Wrap Around Distance WAD of Pedestrian and Bicyclists and Relevance as Influence Parameter for Head Injuries 2015-01-1461
During most pedestrian-vehicle crashes the car front impacts the pedestrian and the whole body wraps around the front shape of the car. This influences the head impact on the vehicle. Meanwhile the windscreen is a major impact point and tested in NCAP conditions. The severity of injuries is influenced by car impact speed; type of vehicle; stiffness and shape of the vehicle; nature of the front (such as the bumper height, bonnet height and length, windscreen frame); age and body height of the pedestrian; and standing position of the pedestrian relative to the vehicle front. The so called Wrap Around Distance WAD is one of the important measurements for the assessment of protection of pedestrians and of bicyclists as well because the kinematic of bicyclists is similar to that of pedestrians.
For this study accidents of GIDAS were used to identify the importance of WAD for the resulting head injury severity of pedestrians and bicyclists. GIDAS (German In-Depth-Accident-Study) collects accidents as representative sample of the German accident situation based on in-depth-investigation. A total number of n=548 pedestrian and n=436 bicyclists suffered a head impact with the car collected within n=27,666 accidents with all kind of traffic participants and injured persons from the years 1999 to 2013 which are used for the study.
Results: A significant influence respectively an increase of WAD by the driving speed of the bicycle cannot be found. The cumulative frequencies show, that WAD 1500 only covers about 8% of bicyclists but 18% of pedestrians. WAD 2100 covers about 51% of bicyclists and 74% of pedestrians. The WAD for pedestrian as measure of distance from the ground to the impact point of the head is dependent on the impact speed of the car. For lower speeds the front hood area is more often contacted and for higher speeds the windscreen.
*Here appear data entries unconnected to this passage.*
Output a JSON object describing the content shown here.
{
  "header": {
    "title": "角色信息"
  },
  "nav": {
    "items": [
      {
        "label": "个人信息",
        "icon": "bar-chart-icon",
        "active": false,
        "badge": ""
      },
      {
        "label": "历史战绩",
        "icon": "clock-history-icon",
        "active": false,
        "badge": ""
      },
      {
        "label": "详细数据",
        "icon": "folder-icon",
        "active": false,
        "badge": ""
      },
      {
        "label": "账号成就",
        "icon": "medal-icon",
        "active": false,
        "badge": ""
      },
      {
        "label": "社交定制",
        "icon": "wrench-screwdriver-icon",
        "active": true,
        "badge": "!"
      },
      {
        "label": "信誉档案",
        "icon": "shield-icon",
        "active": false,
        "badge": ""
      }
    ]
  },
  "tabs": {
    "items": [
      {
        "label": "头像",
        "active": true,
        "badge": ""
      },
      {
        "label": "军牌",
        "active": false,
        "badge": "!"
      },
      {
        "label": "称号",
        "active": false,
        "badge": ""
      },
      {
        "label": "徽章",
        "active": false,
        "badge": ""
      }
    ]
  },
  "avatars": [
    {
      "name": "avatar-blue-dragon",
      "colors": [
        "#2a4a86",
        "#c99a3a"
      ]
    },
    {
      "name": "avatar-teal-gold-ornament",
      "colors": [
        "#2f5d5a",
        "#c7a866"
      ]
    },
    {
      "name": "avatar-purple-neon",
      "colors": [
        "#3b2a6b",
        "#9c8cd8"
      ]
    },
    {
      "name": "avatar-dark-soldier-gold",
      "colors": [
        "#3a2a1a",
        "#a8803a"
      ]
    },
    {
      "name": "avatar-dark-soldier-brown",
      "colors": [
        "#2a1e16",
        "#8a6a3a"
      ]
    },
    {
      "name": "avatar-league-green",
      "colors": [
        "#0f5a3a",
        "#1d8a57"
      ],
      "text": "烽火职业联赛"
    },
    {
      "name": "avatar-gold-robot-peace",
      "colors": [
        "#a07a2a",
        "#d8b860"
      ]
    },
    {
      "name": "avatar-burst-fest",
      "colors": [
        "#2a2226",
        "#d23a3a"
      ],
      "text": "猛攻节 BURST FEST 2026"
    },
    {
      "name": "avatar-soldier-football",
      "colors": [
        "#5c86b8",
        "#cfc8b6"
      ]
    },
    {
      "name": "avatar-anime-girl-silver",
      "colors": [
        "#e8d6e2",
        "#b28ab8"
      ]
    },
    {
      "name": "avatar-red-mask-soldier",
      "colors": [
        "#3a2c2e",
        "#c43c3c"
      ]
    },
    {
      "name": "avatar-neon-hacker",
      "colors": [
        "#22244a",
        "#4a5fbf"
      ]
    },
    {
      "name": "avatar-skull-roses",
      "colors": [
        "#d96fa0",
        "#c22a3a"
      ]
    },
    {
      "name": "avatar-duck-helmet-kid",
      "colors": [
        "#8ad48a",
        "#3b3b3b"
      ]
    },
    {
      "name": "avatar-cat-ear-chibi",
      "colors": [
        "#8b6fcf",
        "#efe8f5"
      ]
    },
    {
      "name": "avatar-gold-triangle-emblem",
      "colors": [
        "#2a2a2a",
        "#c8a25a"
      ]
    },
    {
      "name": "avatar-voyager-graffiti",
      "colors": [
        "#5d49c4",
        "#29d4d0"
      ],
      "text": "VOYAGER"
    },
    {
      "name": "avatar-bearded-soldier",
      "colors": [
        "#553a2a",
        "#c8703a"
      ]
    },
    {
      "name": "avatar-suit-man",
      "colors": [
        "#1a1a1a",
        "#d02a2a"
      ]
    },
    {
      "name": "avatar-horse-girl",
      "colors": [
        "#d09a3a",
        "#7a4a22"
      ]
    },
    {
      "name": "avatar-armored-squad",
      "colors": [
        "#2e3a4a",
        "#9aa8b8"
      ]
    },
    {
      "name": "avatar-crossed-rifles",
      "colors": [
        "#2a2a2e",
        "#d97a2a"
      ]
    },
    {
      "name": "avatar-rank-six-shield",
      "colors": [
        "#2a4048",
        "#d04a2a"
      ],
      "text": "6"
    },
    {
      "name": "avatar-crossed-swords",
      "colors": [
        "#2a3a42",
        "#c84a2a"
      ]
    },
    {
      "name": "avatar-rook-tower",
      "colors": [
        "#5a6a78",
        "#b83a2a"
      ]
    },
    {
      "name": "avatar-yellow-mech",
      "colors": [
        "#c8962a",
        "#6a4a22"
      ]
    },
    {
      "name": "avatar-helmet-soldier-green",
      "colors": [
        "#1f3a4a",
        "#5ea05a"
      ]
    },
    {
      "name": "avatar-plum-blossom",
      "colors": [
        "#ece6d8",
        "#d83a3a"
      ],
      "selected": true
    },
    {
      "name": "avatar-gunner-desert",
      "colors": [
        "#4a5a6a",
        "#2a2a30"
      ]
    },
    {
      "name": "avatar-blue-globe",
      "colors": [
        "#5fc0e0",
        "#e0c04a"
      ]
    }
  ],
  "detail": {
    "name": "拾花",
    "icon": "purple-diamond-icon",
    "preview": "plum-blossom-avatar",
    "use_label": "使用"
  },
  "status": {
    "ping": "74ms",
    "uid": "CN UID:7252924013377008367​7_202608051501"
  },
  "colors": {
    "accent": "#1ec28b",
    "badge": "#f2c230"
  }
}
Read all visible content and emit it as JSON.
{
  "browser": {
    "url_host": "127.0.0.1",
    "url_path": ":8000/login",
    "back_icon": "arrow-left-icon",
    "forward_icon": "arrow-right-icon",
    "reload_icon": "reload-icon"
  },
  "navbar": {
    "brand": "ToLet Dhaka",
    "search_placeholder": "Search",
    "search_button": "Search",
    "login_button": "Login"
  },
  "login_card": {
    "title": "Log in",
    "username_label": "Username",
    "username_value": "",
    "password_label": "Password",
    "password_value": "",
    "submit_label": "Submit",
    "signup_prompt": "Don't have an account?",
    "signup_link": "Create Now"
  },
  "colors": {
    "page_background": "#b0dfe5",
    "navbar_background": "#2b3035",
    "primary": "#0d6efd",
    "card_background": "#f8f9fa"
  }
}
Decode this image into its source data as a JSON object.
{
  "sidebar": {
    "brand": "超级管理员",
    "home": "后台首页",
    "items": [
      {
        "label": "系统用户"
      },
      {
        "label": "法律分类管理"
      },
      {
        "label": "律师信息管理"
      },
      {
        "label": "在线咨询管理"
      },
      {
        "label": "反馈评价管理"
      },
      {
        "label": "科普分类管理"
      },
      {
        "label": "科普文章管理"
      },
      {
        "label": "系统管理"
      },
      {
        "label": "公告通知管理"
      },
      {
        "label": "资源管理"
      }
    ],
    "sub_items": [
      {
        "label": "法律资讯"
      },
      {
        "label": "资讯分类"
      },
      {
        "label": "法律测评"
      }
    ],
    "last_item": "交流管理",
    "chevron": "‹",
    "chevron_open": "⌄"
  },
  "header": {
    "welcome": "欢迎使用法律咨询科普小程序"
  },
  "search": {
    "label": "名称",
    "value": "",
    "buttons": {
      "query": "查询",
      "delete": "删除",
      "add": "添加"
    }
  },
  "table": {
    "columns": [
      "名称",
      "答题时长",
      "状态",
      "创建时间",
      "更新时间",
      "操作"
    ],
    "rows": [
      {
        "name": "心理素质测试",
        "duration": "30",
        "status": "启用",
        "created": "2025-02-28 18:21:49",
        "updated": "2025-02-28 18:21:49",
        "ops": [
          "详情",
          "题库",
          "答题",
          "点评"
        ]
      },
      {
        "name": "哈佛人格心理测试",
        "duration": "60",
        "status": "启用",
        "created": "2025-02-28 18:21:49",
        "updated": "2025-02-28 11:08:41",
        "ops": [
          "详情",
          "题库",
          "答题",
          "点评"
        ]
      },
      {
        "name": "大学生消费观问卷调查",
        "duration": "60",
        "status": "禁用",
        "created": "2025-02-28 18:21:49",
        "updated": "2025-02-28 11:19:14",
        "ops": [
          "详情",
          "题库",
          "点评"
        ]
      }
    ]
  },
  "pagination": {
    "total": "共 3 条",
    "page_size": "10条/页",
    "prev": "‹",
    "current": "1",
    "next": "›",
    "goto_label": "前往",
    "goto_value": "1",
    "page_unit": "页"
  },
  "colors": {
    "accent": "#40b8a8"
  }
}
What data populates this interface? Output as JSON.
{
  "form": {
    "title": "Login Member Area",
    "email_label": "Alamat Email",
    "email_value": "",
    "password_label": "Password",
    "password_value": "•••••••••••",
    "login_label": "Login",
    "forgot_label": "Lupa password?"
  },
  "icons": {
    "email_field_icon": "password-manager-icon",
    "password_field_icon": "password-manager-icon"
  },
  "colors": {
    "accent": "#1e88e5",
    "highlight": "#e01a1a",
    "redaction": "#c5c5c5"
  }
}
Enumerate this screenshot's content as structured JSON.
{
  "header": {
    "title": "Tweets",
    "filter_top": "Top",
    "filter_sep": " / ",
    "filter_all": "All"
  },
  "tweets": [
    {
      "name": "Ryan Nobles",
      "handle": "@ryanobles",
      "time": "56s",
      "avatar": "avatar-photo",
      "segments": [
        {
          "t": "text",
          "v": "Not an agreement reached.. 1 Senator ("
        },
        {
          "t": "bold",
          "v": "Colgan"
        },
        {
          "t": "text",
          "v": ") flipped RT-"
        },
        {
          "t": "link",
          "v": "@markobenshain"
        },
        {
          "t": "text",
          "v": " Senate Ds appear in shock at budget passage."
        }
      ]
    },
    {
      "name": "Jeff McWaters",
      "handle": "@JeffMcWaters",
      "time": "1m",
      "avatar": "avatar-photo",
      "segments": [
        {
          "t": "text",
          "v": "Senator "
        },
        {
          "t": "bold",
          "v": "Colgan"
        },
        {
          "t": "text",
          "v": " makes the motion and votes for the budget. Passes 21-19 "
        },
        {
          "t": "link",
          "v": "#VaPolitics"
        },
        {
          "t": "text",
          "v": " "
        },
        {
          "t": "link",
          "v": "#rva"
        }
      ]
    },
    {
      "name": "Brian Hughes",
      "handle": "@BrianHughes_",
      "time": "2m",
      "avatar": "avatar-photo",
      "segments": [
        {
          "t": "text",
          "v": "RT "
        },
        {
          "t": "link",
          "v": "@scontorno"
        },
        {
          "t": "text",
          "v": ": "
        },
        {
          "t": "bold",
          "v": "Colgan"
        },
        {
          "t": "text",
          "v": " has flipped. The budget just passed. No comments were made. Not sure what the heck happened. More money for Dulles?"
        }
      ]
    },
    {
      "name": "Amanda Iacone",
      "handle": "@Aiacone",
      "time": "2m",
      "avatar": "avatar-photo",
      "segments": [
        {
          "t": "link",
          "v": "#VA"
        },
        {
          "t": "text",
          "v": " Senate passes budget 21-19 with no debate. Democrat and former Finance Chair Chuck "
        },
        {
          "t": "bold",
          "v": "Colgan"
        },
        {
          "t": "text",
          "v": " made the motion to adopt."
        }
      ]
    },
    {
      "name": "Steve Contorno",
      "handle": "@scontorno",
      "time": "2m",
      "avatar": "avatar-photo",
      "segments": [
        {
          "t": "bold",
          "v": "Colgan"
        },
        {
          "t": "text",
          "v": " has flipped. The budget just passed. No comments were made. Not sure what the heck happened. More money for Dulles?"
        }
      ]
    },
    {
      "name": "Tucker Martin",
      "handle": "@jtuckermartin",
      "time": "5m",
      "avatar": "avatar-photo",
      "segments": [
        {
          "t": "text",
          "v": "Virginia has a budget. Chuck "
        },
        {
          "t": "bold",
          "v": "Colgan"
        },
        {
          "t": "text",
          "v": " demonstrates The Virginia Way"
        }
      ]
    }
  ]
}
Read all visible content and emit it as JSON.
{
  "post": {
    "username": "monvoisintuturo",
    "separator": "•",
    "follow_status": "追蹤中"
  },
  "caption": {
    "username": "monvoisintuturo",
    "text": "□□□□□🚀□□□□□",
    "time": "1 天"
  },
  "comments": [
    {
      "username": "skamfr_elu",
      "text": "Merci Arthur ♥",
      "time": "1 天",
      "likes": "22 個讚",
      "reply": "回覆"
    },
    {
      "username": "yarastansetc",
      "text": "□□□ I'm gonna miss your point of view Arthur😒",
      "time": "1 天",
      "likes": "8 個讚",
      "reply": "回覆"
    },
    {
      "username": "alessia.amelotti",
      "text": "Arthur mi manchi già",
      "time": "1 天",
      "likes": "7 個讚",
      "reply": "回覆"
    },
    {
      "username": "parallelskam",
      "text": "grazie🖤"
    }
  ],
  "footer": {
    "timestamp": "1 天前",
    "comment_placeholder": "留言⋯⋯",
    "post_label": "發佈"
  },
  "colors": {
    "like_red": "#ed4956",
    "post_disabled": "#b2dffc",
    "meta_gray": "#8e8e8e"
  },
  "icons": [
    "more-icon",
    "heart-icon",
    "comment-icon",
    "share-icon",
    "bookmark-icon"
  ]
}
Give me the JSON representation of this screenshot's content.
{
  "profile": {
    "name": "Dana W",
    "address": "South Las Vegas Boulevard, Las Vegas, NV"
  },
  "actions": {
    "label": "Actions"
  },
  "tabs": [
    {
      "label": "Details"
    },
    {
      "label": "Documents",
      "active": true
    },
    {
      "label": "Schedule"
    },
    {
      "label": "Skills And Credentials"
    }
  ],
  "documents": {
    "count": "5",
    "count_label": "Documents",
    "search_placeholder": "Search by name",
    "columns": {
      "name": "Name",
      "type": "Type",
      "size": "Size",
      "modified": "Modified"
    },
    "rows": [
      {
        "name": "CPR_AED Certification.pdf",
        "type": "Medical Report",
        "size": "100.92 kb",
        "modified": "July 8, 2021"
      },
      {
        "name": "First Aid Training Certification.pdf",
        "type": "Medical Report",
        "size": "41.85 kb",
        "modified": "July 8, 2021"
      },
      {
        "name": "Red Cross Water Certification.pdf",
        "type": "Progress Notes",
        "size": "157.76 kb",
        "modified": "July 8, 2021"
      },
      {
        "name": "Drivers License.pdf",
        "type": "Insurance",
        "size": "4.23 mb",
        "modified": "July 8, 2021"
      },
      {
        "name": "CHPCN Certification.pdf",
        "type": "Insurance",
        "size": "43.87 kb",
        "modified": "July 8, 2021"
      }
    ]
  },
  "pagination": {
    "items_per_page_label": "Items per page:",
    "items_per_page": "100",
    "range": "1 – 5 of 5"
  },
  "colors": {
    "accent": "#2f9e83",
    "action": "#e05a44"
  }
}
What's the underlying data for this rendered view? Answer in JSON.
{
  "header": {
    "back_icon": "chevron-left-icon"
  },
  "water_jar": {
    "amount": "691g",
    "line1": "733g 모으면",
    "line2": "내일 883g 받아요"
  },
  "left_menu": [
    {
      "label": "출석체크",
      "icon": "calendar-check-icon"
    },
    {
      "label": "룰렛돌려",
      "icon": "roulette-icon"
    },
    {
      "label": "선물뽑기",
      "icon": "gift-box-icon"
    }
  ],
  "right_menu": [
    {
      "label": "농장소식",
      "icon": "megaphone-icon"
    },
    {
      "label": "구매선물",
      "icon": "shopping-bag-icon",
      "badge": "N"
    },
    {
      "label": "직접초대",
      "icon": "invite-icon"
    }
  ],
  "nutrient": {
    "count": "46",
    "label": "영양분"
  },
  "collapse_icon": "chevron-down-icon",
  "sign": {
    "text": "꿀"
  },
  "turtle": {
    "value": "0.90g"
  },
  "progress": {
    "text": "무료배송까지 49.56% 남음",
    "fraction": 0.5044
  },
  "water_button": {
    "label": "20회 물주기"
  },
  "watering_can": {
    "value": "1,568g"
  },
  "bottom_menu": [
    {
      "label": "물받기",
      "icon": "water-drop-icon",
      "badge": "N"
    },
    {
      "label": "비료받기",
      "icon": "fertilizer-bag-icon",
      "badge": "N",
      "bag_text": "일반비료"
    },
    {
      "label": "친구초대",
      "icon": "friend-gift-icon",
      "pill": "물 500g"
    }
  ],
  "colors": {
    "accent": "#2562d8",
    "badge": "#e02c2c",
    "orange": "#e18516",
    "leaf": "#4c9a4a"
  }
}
For Vans and off-road cars front hood impacts can only be seen in lower speed collisions. The WAD of bicyclists in general is higher than for pedestrians. The cumulative frequencies of body heights show that bicyclists are larger than pedestrians. The injury severity of the head (AIS head) is increasing with the age of the pedestrian or bicyclist. Only 6.9% of pedestrians and 3.3% of bicyclists in the age group of 16 to 25 years suffer head injuries of AIS 3+, in the age group over 55 years there are 19.7% of pedestrians and 16.1% of bicyclists.
The WAD is not a significant influence parameter for the injury severity of the head. The WAD is only increasing slightly with higher injury severity of the head (AIS head). The WAD is a usable parameter for the correlating impact speed of the car. Age and impact speed of the car have highly significant influence (p<0.001) and body height has slightly significant influence on the injury severity of the head (p<0.05).